The third chamber should contain the chemical media. Chemical media is material that can absorb toxic chemicals from the water. The most commonly used chemical media is activated carbon.

Aquariums are generally lit using florescent light tubes. Most aquariums require two tubes, one to illuminate the habitat and one to aid in healthy plant growth.

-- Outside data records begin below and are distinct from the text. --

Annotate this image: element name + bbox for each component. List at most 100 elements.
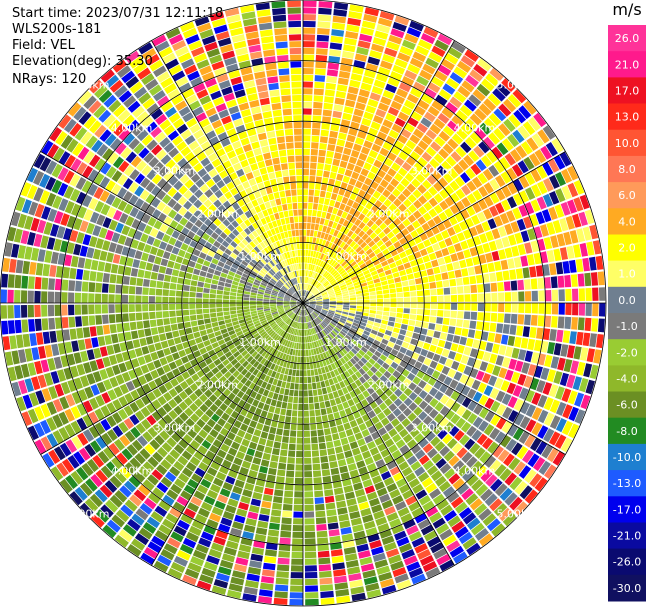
velocity-gate [460, 172, 471, 184]
velocity-gate [326, 150, 334, 158]
velocity-gate [327, 413, 335, 421]
velocity-gate [216, 294, 223, 299]
velocity-gate [253, 429, 262, 437]
velocity-gate [244, 454, 254, 463]
velocity-gate [384, 506, 396, 516]
velocity-gate [293, 321, 297, 328]
velocity-gate [388, 403, 398, 412]
velocity-gate [399, 251, 407, 259]
velocity-gate [127, 544, 142, 557]
velocity-gate [296, 363, 300, 370]
velocity-gate [315, 217, 321, 224]
velocity-gate [483, 195, 494, 207]
velocity-gate [272, 392, 279, 400]
velocity-gate [147, 456, 159, 468]
velocity-gate [283, 316, 289, 322]
velocity-gate [349, 240, 357, 248]
velocity-gate [273, 349, 279, 357]
velocity-gate [343, 44, 356, 53]
velocity-gate [380, 383, 389, 392]
velocity-gate [439, 445, 451, 457]
velocity-gate [337, 403, 344, 411]
velocity-gate [156, 318, 164, 327]
velocity-gate [208, 548, 222, 559]
velocity-gate [390, 28, 405, 39]
velocity-gate [295, 336, 298, 343]
velocity-gate [552, 220, 562, 234]
velocity-gate [422, 63, 436, 75]
velocity-gate [65, 474, 78, 489]
velocity-gate [88, 411, 99, 424]
velocity-gate [363, 306, 370, 310]
velocity-gate [108, 314, 116, 324]
velocity-gate [361, 285, 369, 290]
velocity-gate [49, 330, 57, 343]
velocity-gate [99, 484, 113, 498]
velocity-gate [285, 333, 290, 340]
velocity-gate [231, 317, 238, 322]
velocity-gate [316, 245, 322, 252]
velocity-gate [221, 268, 229, 274]
velocity-gate [308, 294, 313, 299]
velocity-gate [498, 345, 507, 356]
velocity-gate [337, 389, 344, 397]
velocity-gate [471, 379, 481, 391]
velocity-gate [190, 439, 201, 450]
velocity-gate [314, 223, 320, 231]
velocity-gate [112, 254, 121, 264]
velocity-gate [441, 58, 455, 71]
velocity-gate [189, 309, 196, 315]
velocity-gate [225, 475, 236, 485]
velocity-gate [484, 493, 498, 507]
velocity-gate [325, 502, 336, 510]
velocity-gate [254, 335, 262, 341]
velocity-gate [325, 226, 332, 234]
velocity-gate [403, 303, 411, 308]
velocity-gate [450, 294, 458, 302]
velocity-gate [213, 358, 222, 366]
velocity-gate [202, 308, 210, 314]
velocity-gate [567, 199, 578, 214]
velocity-gate [278, 415, 286, 422]
velocity-gate [333, 271, 339, 278]
velocity-gate [398, 461, 409, 471]
velocity-gate [403, 291, 410, 297]
velocity-gate [448, 350, 457, 360]
velocity-gate [405, 495, 418, 506]
velocity-gate [353, 411, 361, 419]
velocity-gate [295, 376, 300, 383]
velocity-gate [321, 322, 327, 328]
velocity-gate [156, 464, 168, 476]
velocity-gate [303, 417, 310, 424]
velocity-gate [466, 425, 477, 437]
velocity-gate [517, 160, 529, 174]
velocity-gate [194, 398, 203, 408]
velocity-gate [177, 249, 186, 258]
velocity-gate [523, 100, 537, 115]
velocity-gate [321, 309, 328, 313]
velocity-gate [250, 310, 257, 315]
velocity-gate [335, 494, 345, 502]
velocity-gate [591, 318, 599, 332]
velocity-gate [230, 310, 237, 315]
velocity-gate [225, 407, 234, 416]
velocity-gate [546, 222, 556, 235]
velocity-gate [267, 338, 274, 345]
velocity-gate [131, 439, 143, 452]
velocity-gate [324, 365, 330, 373]
velocity-gate [336, 308, 343, 311]
velocity-gate [241, 438, 250, 447]
velocity-gate [355, 290, 363, 295]
velocity-gate [245, 333, 253, 340]
velocity-gate [321, 310, 328, 314]
velocity-gate [362, 390, 370, 398]
velocity-gate [265, 345, 272, 352]
velocity-gate [360, 146, 371, 155]
velocity-gate [268, 377, 274, 385]
velocity-gate [469, 247, 478, 257]
velocity-gate [531, 352, 540, 364]
velocity-gate [174, 384, 184, 394]
velocity-gate [437, 373, 447, 383]
velocity-gate [270, 308, 277, 312]
velocity-gate [531, 392, 542, 406]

Once an aquarium is set up it is a good idea to give it a few days to run before adding any fish. This time allows the water to settle and enables you to make sure all the equipment is working correctly. Once you begin to add fish, start very slowly. With an average size aquarium (about 90cms/three feet long) only add approximately 3-5 fish at any one time and leave 5-7 days in between stocking. This gives bacterial colonies time to catch up, to prevent over polluting the aquarium with toxic ammonia.

Feeding

Tropical fish require regular feeding to remain healthy, but they must not be over fed. Tropical fish should generally be fed twice per day once the aquarium is fully established. A good quality complete flake food should make up the main diet. This will provide all the nutrients required to keep fish healthy. Frozen food such as bloodworm or black mosquito larvae can also be used as the second feed to boost protein levels. If the aquarium has several ground/bottom feeding species then the use of sinking foods will be necessary to keep these species healthy. Always feed sparingly and only as much as can be eaten within a few minutes.
Aquarium Plants

Plants not only make an aquarium look beautiful, they also help to remove toxins such as nitrates. Most plant species given the right amount of light per day, are healthier as long as the aquarium is not over oxygenated.

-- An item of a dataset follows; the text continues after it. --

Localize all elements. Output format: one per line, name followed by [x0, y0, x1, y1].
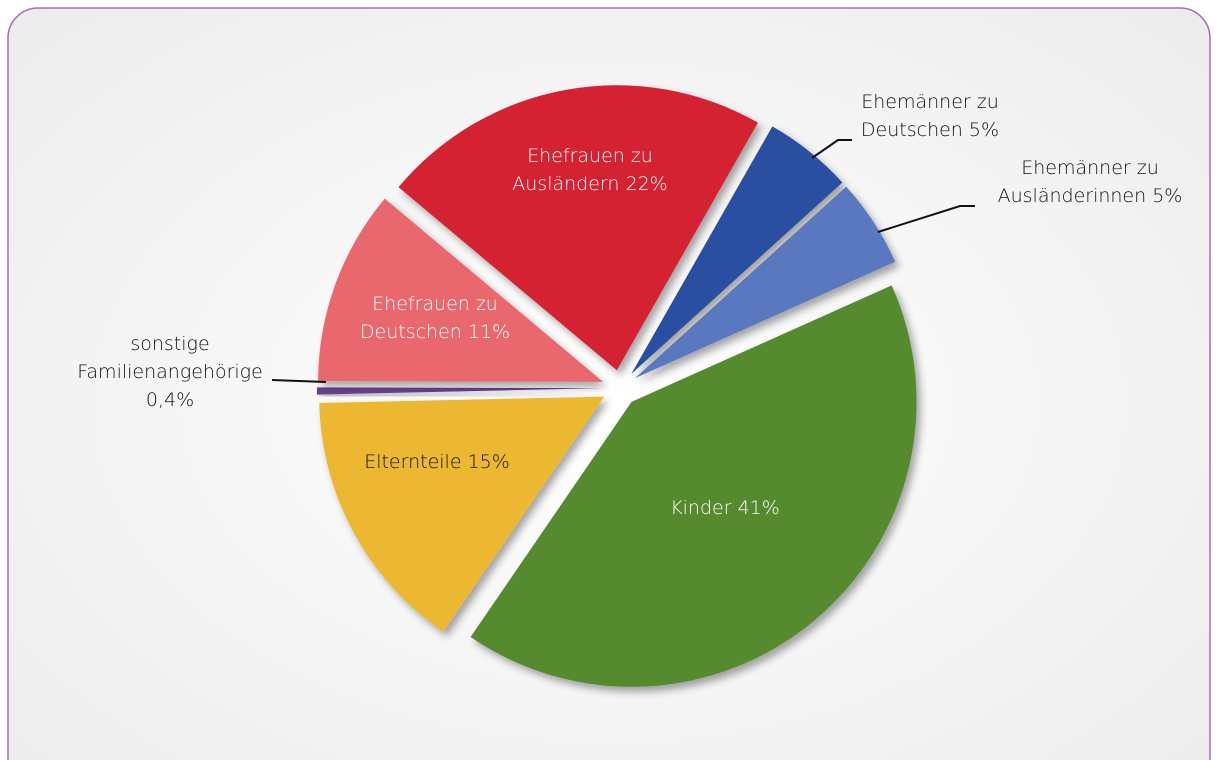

Many aquatic plants grow quite quickly and will need pruning from time to time. Dead and dying leaves must be removed regularly since this decaying matter will only add to nitrate build up.

Common plant species available that are easy to grow include: Hygrophila, polysperma, cryptocoryne sp. Anubias sp. Echinodorussp. (sword plant) and java ferns.

Fish Species

There are many hundreds of species of tropical fish available to hobbyists today. The vast majority are bred in captivity across the world, mostly in Asia and Europe. To avoid disappointment always research species properly before purchasing them. Many species are not compatible with others and can become aggressive in the aquarium.

Some good species to choose include neon tetras, rosy tetras, rosy tetras, zebra danio, harlequin rasboras, dwarf gourami, rainbow fish, small angel fish, cherry barbs and corydoras catfish.